I remember the last time I’d heard from my maternal grandmother. I was 25 and starting a new job. At that time, I’d also just received word that my other grandmother — my father’s beloved mother, a doting, loving woman we’d called Grandma Vicky — had been diagnosed with a terminal illness. She’d been given six months to live. I’d been struggling to come to terms with this news and simultaneously berating myself for being selfish. I knew that many people my age didn’t have their grandparents around (I still had all of mine), and that I’d been lucky to have her for as long as I had. Still, I was grieving. And when my maternal grandmother’s email arrived, I allowed myself — for reasons I now chalk up to youth, ignorance and naivety — to believe that perhaps news about Grandma Vicky had traveled and that she was contacting me to offer support or condolences.

Instead, she’d written to cut ties once and for all before (perhaps comically) wishing me a happy life. I later learned that she’d had a falling-out with another family member and decided, without rhyme, reason, or logic, that her tepid relationship with me was to be the next casualty. I remember reading the email without a shred of surprise. This high-drama response was par for the course in terms of interactions with her and always had been.
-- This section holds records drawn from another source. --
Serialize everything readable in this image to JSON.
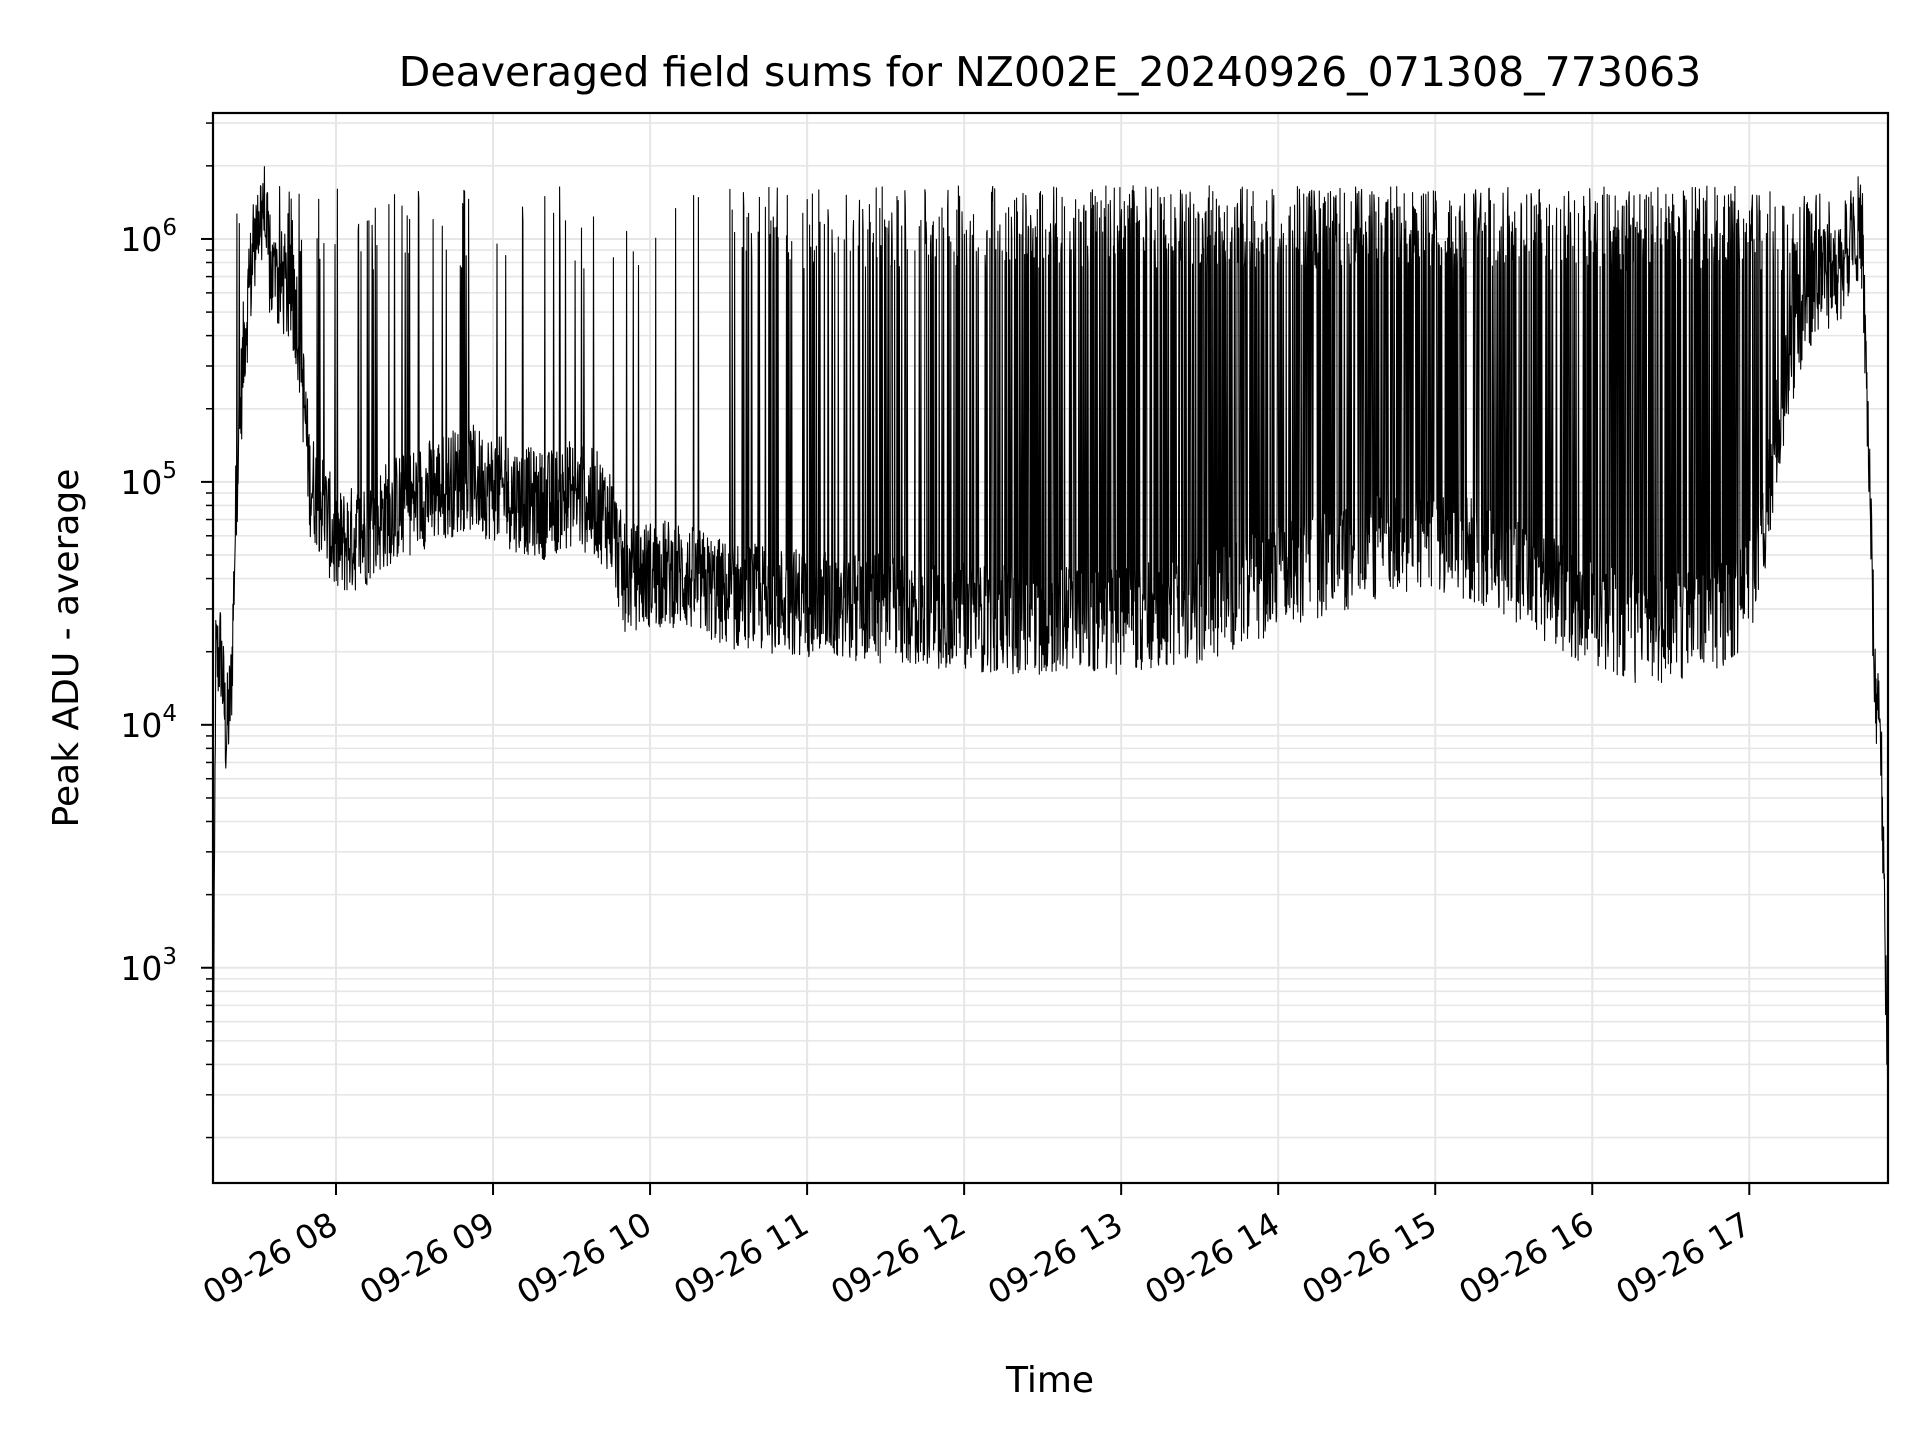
{
  "chart_data": {
    "type": "line",
    "title": "Deaveraged field sums for NZ002E_20240926_071308_773063",
    "xlabel": "Time",
    "ylabel": "Peak ADU - average",
    "yscale": "log",
    "ylim": [
      130,
      3300000
    ],
    "xlim": [
      "09-26 07:13",
      "09-26 17:53"
    ],
    "grid": true,
    "line_color": "#000000",
    "grid_color": "#e6e6e6",
    "x_ticks": [
      "09-26 08",
      "09-26 09",
      "09-26 10",
      "09-26 11",
      "09-26 12",
      "09-26 13",
      "09-26 14",
      "09-26 15",
      "09-26 16",
      "09-26 17"
    ],
    "y_ticks": [
      {
        "base": "10",
        "exp": "3",
        "value": 1000
      },
      {
        "base": "10",
        "exp": "4",
        "value": 10000
      },
      {
        "base": "10",
        "exp": "5",
        "value": 100000
      },
      {
        "base": "10",
        "exp": "6",
        "value": 1000000
      }
    ],
    "series": [
      {
        "baseline": [
          [
            "07:13",
            130
          ],
          [
            "07:14",
            18000
          ],
          [
            "07:16",
            20000
          ],
          [
            "07:18",
            9000
          ],
          [
            "07:20",
            14000
          ],
          [
            "07:22",
            100000
          ],
          [
            "07:25",
            400000
          ],
          [
            "07:28",
            800000
          ],
          [
            "07:32",
            1500000
          ],
          [
            "07:35",
            700000
          ],
          [
            "07:40",
            650000
          ],
          [
            "07:45",
            500000
          ],
          [
            "07:48",
            200000
          ],
          [
            "07:50",
            100000
          ],
          [
            "07:55",
            80000
          ],
          [
            "08:00",
            55000
          ],
          [
            "08:10",
            60000
          ],
          [
            "08:20",
            75000
          ],
          [
            "08:30",
            85000
          ],
          [
            "08:40",
            95000
          ],
          [
            "08:50",
            105000
          ],
          [
            "09:00",
            95000
          ],
          [
            "09:10",
            85000
          ],
          [
            "09:20",
            80000
          ],
          [
            "09:30",
            90000
          ],
          [
            "09:40",
            80000
          ],
          [
            "09:45",
            70000
          ],
          [
            "09:50",
            40000
          ],
          [
            "10:00",
            42000
          ],
          [
            "10:10",
            42000
          ],
          [
            "10:20",
            38000
          ],
          [
            "10:30",
            34000
          ],
          [
            "10:45",
            33000
          ],
          [
            "11:00",
            32000
          ],
          [
            "11:15",
            31000
          ],
          [
            "11:30",
            30000
          ],
          [
            "11:45",
            29000
          ],
          [
            "12:00",
            28000
          ],
          [
            "12:15",
            27000
          ],
          [
            "12:30",
            27000
          ],
          [
            "12:45",
            27000
          ],
          [
            "13:00",
            27000
          ],
          [
            "13:15",
            28000
          ],
          [
            "13:30",
            30000
          ],
          [
            "13:45",
            35000
          ],
          [
            "14:00",
            40000
          ],
          [
            "14:15",
            45000
          ],
          [
            "14:30",
            50000
          ],
          [
            "14:45",
            60000
          ],
          [
            "15:00",
            58000
          ],
          [
            "15:15",
            52000
          ],
          [
            "15:30",
            45000
          ],
          [
            "15:45",
            35000
          ],
          [
            "16:00",
            28000
          ],
          [
            "16:15",
            25000
          ],
          [
            "16:30",
            25000
          ],
          [
            "16:45",
            27000
          ],
          [
            "17:00",
            35000
          ],
          [
            "17:05",
            60000
          ],
          [
            "17:10",
            150000
          ],
          [
            "17:15",
            300000
          ],
          [
            "17:20",
            500000
          ],
          [
            "17:25",
            650000
          ],
          [
            "17:30",
            700000
          ],
          [
            "17:36",
            800000
          ],
          [
            "17:40",
            1200000
          ],
          [
            "17:43",
            1000000
          ],
          [
            "17:46",
            100000
          ],
          [
            "17:48",
            14000
          ],
          [
            "17:50",
            12000
          ],
          [
            "17:52",
            1000
          ],
          [
            "17:53",
            400
          ]
        ],
        "spike_density": [
          [
            "07:20",
            0.3
          ],
          [
            "07:55",
            0.15
          ],
          [
            "09:00",
            0.12
          ],
          [
            "09:40",
            0.1
          ],
          [
            "10:20",
            0.05
          ],
          [
            "10:40",
            0.35
          ],
          [
            "11:30",
            0.5
          ],
          [
            "12:30",
            0.6
          ],
          [
            "13:30",
            0.7
          ],
          [
            "14:45",
            0.85
          ],
          [
            "15:30",
            0.8
          ],
          [
            "16:30",
            0.75
          ],
          [
            "17:10",
            0.6
          ],
          [
            "17:40",
            0.2
          ]
        ],
        "spike_level": 1200000,
        "spike_floor": 15000
      }
    ]
  }
}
This was the same grandmother who had kicked my parents out of her home — where we’d been living after my birth — when I was nine months old. There is a picture of me from that day, tiny and swaddled in my teenage mother’s arms as she stood on a Brooklyn street outside of Grandma Vicky’s apartment building, the only other option for housing and safety we’d had at that time. In the years that followed, my entire family’s relationship with my maternal grandmother was up and down, characterized by extreme emotions. When I finally received that email at age 25, I deleted it unanswered and didn’t speak to her again. She got her wish.

It seems there’s little chance of Thomas Markle suddenly deciding to cut his daughter off and disappear into the night. Instead, he appears determined to stay in the public eye and to continue to make demands of his daughter and Harry. I doubt he’ll get very far, though: The California courts seem likely to disagree with his reported expectations of untethered access to Archie and baby Lilibet.

According to the Judicial Branch of California, under California law, a grandparent can ask the court for reasonable visitation with a grandchild only under highly specific circumstances, namely proof of a “pre-existing relationship between grandparent and grandchild that has engendered a bond,” and proof that such visitation is in the best interest of the child, as determined by the parents. Based on his public admissions of a strained relationship with Meghan and Harry, I have to imagine that Thomas Markle faces an uphill battle fulfilling these basic requirements. He may have to learn the hard (and expensive) way that grandparents are not inherently entitled to access to their grandchildren, and that this relationship must be earned.

I know firsthand that sometimes grandchildren are better off without a grandparent in their lives. Despite what Thomas Markle may think, access to grandchildren should never be considered a biological entitlement. Hopefully, grandparents’ rights laws in California are airtight in favor of Meghan and Harry, and they are left to forge familial relationships for their children on their own terms.